Sin apenas dejar que su rostro se aliviara, sigue diciendo que el año 37, las luchas entre los diferentes partidos y organizaciones obreras eran continuas. Todo ello no era nuevo sino posible en una España, que según muchos años antes Emilio Castelar decía que la historia se seguía y se repetía y no sólo eso sino que ahora había empeorado. Después siguió desconcertándonos, pues si bien alaba el dinamismo, la disciplina, la capacidad organizadora del Partido Comunista, así como su comprensión de los problemas militares y políticos en tiempos de guerra. No por todo esto no recataba crítica a los comunistas, pues por razones que en su mayor o menor escala fueron ellos los valederos para el resto de los partidos, se sintieran disminuidos. –«Pues estos se creían con cierto fanatismo, superiores y que su disciplina organizativa era superior a los demás lo que sin la menor duda asustaba al resto de las organizaciones». Y como además ninguno era capaz de sostener una discusión racional, esto no hizo más que perjudicar el desarrollo de guerra. – ¡En una palabra todos pretendieron repartir la piel del león antes de cazarlo!
En efecto. Nos dice con cierta tristeza, que las intransigencias en la guerra española de los comunistas, fue la que provocó la caída del gobierno de Largo Caballero - en mayo de 1937. Y que a raíz de esto también aceleraron los disturbios de Barcelona y de la abortada ofensiva de Extremadura.
Después de un silencio profundo y con cierto recelo a las cortas explicaciones del conflicto entre las principales ideologías que luchaban por la República. Ante estas explicaciones del abuelo mi amigo Carlos le pide al abuelo explicaciones más profundas al respecto. A lo que él y sin titubeos, pero con el rostro rígido nos dice que España fue el único país donde los “Ácratas” se convirtieron en un poder político, a la vez que negaban toda forma de poder y para él fue esta contradicción una de las causas por las que también la guerra se perdió.
« ¿Pero abuelo usted es anarquista?».
– Si es verdad, pero yo por mis responsabilidades no políticas ni militares sino económicas, veo las cosas de diferente manera. – Ósea como dirían algunos. –Yo vi los toros desde la barrera.
– La verdad es que si la vida es complicada la política lo es más, y creo que os será muy difícil comprender, sobre todo a vosotros, golpeados por la propaganda fascista. Pero no obtente y ante vuestra insistencia lo intentaré.
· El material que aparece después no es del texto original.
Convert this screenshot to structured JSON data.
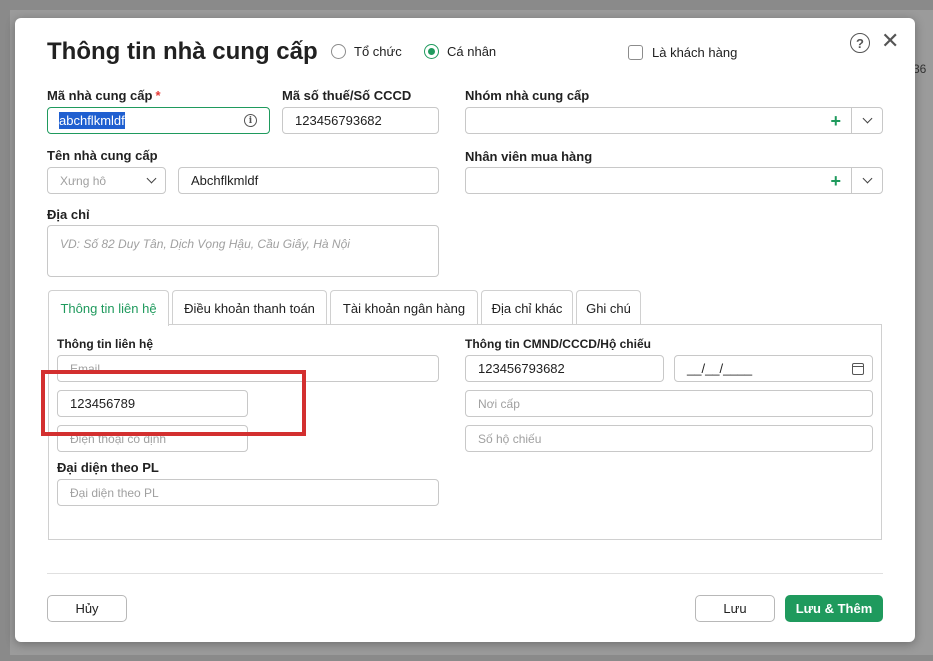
{
  "background": {
    "peek_text": "36"
  },
  "dialog": {
    "title": "Thông tin nhà cung cấp",
    "type_options": [
      {
        "label": "Tổ chức",
        "selected": false
      },
      {
        "label": "Cá nhân",
        "selected": true
      }
    ],
    "is_customer": {
      "label": "Là khách hàng",
      "checked": false
    }
  },
  "fields": {
    "supplier_code": {
      "label": "Mã nhà cung cấp",
      "value": "abchflkmldf"
    },
    "tax_id": {
      "label": "Mã số thuế/Số CCCD",
      "value": "123456793682"
    },
    "supplier_group": {
      "label": "Nhóm nhà cung cấp",
      "value": ""
    },
    "supplier_name": {
      "label": "Tên nhà cung cấp",
      "salutation_placeholder": "Xưng hô",
      "value": "Abchflkmldf"
    },
    "purchasing_staff": {
      "label": "Nhân viên mua hàng",
      "value": ""
    },
    "address": {
      "label": "Địa chỉ",
      "placeholder": "VD: Số 82 Duy Tân, Dịch Vọng Hậu, Cầu Giấy, Hà Nội"
    }
  },
  "tabs": [
    {
      "label": "Thông tin liên hệ",
      "active": true
    },
    {
      "label": "Điều khoản thanh toán",
      "active": false
    },
    {
      "label": "Tài khoản ngân hàng",
      "active": false
    },
    {
      "label": "Địa chỉ khác",
      "active": false
    },
    {
      "label": "Ghi chú",
      "active": false
    }
  ],
  "contact": {
    "section_label": "Thông tin liên hệ",
    "email_placeholder": "Email",
    "mobile_value": "123456789",
    "landline_placeholder": "Điện thoại cố định",
    "legal_rep_label": "Đại diện theo PL",
    "legal_rep_placeholder": "Đại diện theo PL"
  },
  "id_info": {
    "section_label": "Thông tin CMND/CCCD/Hộ chiếu",
    "id_number": "123456793682",
    "date_mask": "__/__/____",
    "issue_place_placeholder": "Nơi cấp",
    "passport_placeholder": "Số hộ chiếu"
  },
  "footer": {
    "cancel_label": "Hủy",
    "save_label": "Lưu",
    "save_add_label": "Lưu & Thêm"
  },
  "colors": {
    "accent": "#1f9a5d",
    "highlight": "#d32f2f",
    "selection": "#1f5fd0"
  }
}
Para empezar os diré que somos un país contradictorio. –Donde nunca cabe descartar la verdad más opuesta a la apariencia más notable. – Vivimos de espaldas a Europa y la historia europea anticipase siempre a la nuestra. – Somos un país peninsular. –En una palabra, tenemos, sin serlo las trazas de una isla y en esta isla supuesta que se halla unida al continente al tiempo también está separada del mismo, por razones diversas al convivir o malvivir hechos totalmente diferentes.
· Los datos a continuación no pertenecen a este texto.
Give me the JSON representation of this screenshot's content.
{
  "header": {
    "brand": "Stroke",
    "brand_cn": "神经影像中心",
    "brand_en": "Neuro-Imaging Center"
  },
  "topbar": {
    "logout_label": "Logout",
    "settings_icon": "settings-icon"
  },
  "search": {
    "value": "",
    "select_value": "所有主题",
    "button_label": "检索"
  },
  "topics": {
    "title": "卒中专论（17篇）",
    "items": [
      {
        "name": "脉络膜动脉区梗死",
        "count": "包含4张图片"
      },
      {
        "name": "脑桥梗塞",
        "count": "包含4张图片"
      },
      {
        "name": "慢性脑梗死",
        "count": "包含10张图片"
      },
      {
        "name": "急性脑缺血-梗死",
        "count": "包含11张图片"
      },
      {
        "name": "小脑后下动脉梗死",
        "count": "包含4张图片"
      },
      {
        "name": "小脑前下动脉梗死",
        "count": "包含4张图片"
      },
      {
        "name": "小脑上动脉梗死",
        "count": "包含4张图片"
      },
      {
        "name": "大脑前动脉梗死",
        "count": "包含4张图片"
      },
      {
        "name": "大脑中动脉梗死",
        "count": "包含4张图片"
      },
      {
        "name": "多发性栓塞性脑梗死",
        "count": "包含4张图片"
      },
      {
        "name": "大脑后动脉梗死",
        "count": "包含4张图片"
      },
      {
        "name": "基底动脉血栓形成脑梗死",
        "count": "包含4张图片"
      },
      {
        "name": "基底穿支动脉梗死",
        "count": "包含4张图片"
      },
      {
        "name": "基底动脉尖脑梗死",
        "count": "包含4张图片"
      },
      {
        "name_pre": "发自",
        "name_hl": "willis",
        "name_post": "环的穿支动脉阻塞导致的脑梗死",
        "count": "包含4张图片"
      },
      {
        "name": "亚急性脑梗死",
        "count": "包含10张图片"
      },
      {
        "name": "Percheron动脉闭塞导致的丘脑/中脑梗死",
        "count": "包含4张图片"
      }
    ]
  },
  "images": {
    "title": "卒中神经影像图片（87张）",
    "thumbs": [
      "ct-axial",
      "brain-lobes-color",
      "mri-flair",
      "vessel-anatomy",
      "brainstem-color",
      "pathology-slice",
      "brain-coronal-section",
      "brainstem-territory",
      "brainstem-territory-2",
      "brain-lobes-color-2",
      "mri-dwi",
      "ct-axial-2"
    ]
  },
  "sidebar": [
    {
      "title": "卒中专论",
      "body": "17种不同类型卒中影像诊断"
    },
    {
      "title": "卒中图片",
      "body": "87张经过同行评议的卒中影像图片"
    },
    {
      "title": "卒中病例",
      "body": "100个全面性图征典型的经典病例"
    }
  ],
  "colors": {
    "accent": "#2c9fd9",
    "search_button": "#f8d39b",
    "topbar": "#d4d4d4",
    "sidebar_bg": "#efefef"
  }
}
Por todo esto en lo que se refiere a lo político, en nuestro país el anarquismo y marxismo son, contradictorios e irreconciliables. Bakunin funda todas sus premisas ideológicas en una certeza y a su vez incontrovertible. Pues mientras para los ácratas, el hombre debe ser libre precisamente por ser bueno, el estado lo corrompe y una sociedad a imagen de su libertad personal lo eximiría de todo vasallaje. Por lo contrario la concesión marxista desconfía de las flaquezas humanas individuales y hace una reverencia a las masas.
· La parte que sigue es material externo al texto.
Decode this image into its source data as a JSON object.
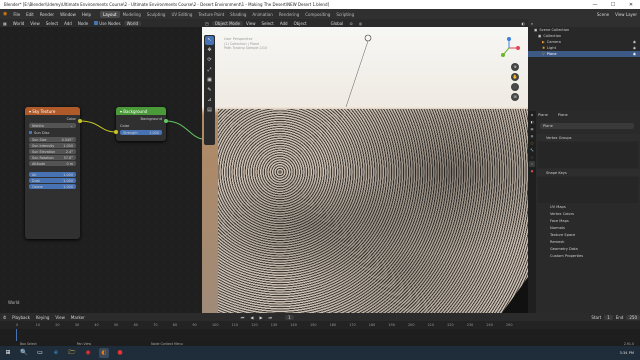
{
  "window": {
    "title": "Blender* [E:\\Blender\\Udemy\\Ultimate Environments Course\\2 - Ultimate Environments Course\\2 - Desert Environment\\1 - Making The Desert\\NEW Desert 1.blend]",
    "controls": [
      "—",
      "☐",
      "✕"
    ]
  },
  "menubar": {
    "menus": [
      "File",
      "Edit",
      "Render",
      "Window",
      "Help"
    ],
    "workspaces": [
      "Layout",
      "Modeling",
      "Sculpting",
      "UV Editing",
      "Texture Paint",
      "Shading",
      "Animation",
      "Rendering",
      "Compositing",
      "Scripting"
    ],
    "active_workspace": "Layout",
    "scene_label": "Scene",
    "viewlayer_label": "View Layer"
  },
  "node_editor": {
    "header_items": [
      "World",
      "View",
      "Select",
      "Add",
      "Node",
      "Use Nodes"
    ],
    "world_name": "World",
    "footer_label": "World",
    "sky_node": {
      "title": "Sky Texture",
      "output": "Color",
      "type": "Nishita",
      "sun_disc": "Sun Disc",
      "fields": [
        {
          "label": "Sun Size",
          "value": "0.545°"
        },
        {
          "label": "Sun Intensity",
          "value": "1.000"
        },
        {
          "label": "Sun Elevation",
          "value": "2.4°"
        },
        {
          "label": "Sun Rotation",
          "value": "57.8°"
        },
        {
          "label": "Altitude",
          "value": "0 m"
        }
      ],
      "vector_fields": [
        {
          "label": "Air",
          "value": "1.000"
        },
        {
          "label": "Dust",
          "value": "1.000"
        },
        {
          "label": "Ozone",
          "value": "1.000"
        }
      ]
    },
    "bg_node": {
      "title": "Background",
      "output": "Background",
      "input_color": "Color",
      "strength_label": "Strength",
      "strength_value": "1.000"
    }
  },
  "viewport": {
    "header_items": [
      "Object Mode",
      "View",
      "Select",
      "Add",
      "Object"
    ],
    "transform": "Global",
    "overlay_lines": [
      "User Perspective",
      "(1) Collection | Plane",
      "Path Tracing Sample 2/10"
    ],
    "tools": [
      "↖",
      "✥",
      "⟳",
      "⤢",
      "▣",
      "✎",
      "⊿",
      "▤"
    ],
    "nav_buttons": [
      "⊕",
      "✋",
      "🎥",
      "⊞"
    ]
  },
  "outliner": {
    "header": "Scene Collection",
    "items": [
      {
        "label": "Collection",
        "selected": false
      },
      {
        "label": "Camera",
        "selected": false
      },
      {
        "label": "Light",
        "selected": false
      },
      {
        "label": "Plane",
        "selected": true
      }
    ]
  },
  "properties": {
    "object_name": "Plane",
    "mesh_name": "Plane",
    "sections": [
      "Vertex Groups",
      "Shape Keys",
      "UV Maps",
      "Vertex Colors",
      "Face Maps",
      "Normals",
      "Texture Space",
      "Remesh",
      "Geometry Data",
      "Custom Properties"
    ]
  },
  "timeline": {
    "header_items": [
      "Playback",
      "Keying",
      "View",
      "Marker"
    ],
    "current_frame": "1",
    "start_label": "Start",
    "start_value": "1",
    "end_label": "End",
    "end_value": "250",
    "ticks": [
      "0",
      "10",
      "20",
      "30",
      "40",
      "50",
      "60",
      "70",
      "80",
      "90",
      "100",
      "110",
      "120",
      "130",
      "140",
      "150",
      "160",
      "170",
      "180",
      "190",
      "200",
      "210",
      "220",
      "230",
      "240",
      "250"
    ]
  },
  "statusbar": {
    "left": "Box Select",
    "mid1": "Pan View",
    "mid2": "Node Context Menu",
    "right": "2.91.0"
  },
  "taskbar": {
    "icons": [
      "⊞",
      "🔍",
      "▭",
      "e",
      "🗁",
      "◉",
      "◐",
      "●"
    ],
    "clock": "3:34 PM"
  },
  "colors": {
    "accent": "#4772b3",
    "sky_node_header": "#b05a2a",
    "bg_node_header": "#4a9a3a",
    "socket_yellow": "#c7c729",
    "socket_green": "#63c763"
  }
}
– Sí, el problema de la España republicana, debería haber sido el ganar la guerra y unir circunstancialmente las partes políticas diversas. Pero la verdad es que no consiguió identificar jamás los medios propuestos para sus logros. Sus sacrificios fueron tan inciertos como su ineptitud para convivir con sus semejantes ideológicos y a este cambio necesario había que sumar la intolerancia hacia un prójimo que era otro español. En este sentido, al menos, el drama de la República es una tragedia española y, ante todo, lo es de todos nosotros.